A heart valve must be biocompatible. This means that the material that the heart valve is constructed of must not be toxic to the body or produce an adverse immune response. For example, various metal can release toxic ions. Biological materials from other species could have proteins on the surface that our body recognizes as foreign and attacks. Another consideration for a heart valve is making sure the material does not cause blood clotting. The valve should also not alter flow patterns within the heart. Altering flow patterns can change the stresses on the wall of the heart. By increasing stresses, the heart walls could become enlarged and thicker. There are many more considerations including fatigue, sewing ring concentrations, minimally invasive approaches, and the noise the valve makes.
Explain the difference between engineering stress and true stress.

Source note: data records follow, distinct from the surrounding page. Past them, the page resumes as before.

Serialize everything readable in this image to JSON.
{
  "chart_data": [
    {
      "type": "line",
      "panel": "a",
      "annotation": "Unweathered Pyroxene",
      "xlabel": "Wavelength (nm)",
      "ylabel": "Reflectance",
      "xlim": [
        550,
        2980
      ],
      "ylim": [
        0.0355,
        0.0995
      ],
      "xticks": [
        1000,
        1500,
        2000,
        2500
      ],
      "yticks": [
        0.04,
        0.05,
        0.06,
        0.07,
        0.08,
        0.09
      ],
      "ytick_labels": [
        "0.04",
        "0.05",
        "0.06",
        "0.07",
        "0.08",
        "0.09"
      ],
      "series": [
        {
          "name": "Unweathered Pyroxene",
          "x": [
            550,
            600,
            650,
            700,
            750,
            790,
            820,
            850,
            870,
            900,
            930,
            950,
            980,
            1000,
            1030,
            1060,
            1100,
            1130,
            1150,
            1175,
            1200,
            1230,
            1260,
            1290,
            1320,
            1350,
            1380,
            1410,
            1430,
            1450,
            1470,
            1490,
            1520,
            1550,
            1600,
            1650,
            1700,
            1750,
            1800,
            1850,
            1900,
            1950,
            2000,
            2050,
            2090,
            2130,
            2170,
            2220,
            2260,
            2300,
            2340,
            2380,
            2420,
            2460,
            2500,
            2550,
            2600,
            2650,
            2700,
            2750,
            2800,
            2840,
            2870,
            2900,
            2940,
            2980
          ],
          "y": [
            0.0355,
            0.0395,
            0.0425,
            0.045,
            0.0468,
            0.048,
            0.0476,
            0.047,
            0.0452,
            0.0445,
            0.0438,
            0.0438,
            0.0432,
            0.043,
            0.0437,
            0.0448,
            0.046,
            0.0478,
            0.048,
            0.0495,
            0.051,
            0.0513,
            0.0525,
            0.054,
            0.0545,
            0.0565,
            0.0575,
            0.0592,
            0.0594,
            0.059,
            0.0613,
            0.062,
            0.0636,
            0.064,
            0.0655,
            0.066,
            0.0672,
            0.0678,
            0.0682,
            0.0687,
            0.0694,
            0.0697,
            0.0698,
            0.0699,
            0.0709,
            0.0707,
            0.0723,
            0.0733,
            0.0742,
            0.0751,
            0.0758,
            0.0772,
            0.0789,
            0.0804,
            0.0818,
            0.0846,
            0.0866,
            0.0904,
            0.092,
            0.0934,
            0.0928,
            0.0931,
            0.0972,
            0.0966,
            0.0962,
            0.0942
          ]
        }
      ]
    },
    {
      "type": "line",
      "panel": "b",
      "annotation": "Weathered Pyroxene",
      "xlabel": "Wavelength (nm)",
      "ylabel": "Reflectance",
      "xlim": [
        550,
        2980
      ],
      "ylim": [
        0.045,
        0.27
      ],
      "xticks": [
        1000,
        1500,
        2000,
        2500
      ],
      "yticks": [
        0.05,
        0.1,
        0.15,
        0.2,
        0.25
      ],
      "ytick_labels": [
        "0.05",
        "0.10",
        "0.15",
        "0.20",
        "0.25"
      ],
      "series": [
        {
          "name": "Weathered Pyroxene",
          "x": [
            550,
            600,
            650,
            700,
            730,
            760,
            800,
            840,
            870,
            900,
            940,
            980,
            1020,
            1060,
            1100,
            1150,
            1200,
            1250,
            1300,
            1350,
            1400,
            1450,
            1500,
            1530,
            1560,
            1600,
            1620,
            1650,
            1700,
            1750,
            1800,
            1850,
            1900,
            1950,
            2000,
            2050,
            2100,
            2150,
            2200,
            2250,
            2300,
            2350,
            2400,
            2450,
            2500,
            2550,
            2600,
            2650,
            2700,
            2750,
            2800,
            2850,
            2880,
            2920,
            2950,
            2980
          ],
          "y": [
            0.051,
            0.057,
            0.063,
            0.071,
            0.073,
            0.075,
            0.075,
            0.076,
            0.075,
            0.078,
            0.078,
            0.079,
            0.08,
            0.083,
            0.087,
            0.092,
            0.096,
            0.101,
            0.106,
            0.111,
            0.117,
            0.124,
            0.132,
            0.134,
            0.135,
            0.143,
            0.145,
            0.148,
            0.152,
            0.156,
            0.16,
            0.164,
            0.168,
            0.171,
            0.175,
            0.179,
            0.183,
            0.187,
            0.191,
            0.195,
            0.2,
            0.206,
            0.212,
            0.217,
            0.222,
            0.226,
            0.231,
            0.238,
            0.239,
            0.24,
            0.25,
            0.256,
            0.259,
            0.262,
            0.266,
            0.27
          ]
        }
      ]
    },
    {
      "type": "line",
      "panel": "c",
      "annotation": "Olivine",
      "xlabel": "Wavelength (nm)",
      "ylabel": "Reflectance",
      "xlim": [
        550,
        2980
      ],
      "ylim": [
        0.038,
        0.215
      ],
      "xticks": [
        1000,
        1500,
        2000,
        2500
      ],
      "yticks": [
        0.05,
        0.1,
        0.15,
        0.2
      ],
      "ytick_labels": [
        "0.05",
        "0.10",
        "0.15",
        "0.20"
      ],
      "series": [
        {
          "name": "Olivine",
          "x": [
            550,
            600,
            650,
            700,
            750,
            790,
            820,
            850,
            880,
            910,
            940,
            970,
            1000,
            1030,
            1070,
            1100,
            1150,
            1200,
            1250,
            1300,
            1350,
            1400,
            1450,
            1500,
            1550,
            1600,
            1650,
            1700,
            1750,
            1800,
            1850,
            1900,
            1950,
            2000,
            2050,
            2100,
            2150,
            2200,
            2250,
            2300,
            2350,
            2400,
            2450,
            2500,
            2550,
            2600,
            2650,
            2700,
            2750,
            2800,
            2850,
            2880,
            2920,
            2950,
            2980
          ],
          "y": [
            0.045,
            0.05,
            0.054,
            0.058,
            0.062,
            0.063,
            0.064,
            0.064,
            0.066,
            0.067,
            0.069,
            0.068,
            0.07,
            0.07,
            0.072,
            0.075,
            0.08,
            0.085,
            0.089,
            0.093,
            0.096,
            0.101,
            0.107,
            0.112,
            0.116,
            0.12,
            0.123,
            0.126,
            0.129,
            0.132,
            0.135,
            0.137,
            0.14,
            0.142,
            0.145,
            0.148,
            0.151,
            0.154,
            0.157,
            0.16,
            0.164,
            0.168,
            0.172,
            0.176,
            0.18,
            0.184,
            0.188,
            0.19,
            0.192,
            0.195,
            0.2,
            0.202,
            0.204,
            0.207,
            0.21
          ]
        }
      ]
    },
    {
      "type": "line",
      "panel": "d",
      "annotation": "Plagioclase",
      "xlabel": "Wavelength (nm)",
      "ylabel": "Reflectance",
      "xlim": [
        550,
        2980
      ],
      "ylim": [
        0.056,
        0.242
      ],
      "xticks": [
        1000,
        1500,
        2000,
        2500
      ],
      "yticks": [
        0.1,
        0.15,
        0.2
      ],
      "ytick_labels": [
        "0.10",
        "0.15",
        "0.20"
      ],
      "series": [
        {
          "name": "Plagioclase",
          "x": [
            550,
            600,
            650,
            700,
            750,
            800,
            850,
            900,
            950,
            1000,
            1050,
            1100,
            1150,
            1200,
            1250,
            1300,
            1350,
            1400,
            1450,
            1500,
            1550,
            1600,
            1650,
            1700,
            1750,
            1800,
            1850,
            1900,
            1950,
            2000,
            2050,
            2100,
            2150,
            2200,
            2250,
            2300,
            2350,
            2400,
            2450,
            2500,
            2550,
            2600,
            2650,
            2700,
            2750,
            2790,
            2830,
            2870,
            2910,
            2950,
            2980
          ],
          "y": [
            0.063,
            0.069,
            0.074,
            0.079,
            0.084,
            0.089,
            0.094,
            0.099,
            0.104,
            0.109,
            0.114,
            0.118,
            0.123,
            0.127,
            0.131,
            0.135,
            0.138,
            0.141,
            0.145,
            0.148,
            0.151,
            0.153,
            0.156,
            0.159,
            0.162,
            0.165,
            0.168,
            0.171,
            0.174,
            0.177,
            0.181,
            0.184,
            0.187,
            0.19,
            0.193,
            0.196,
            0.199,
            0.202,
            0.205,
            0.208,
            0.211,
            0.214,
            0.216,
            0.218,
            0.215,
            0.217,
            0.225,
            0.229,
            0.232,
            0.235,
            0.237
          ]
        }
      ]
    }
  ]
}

When a force in applied to an object, deformations result. True stress is equal to the force applied to a material divided by the instantaneous area over which the force is applied. The key word here is "instantaneous." To visualize, as a material is pulled the material will deform and get longer, causing the cross sectional area to get smaller as the force increases more and more. This means that to calculate true stress you need to know the different area at each and every time point, which is essentially infinite areas. This makes true stress very difficult to calculate. That's where engineering stress comes in. Engineering stress is the force applied to a material divided by the initial area. This means that to calculate engineering stress, you only need to take one area measurement at the beginning before force is applied. Necking of a material is when the middle of the material becomes smaller as it is being pulled. Before necking, engineering and true stress are the same value because the cross sectional area is not changing from the initial area. After necking occurs in a material, engineering stress and true stress have different values. This concept can be further visualized with a stress vs strain curve.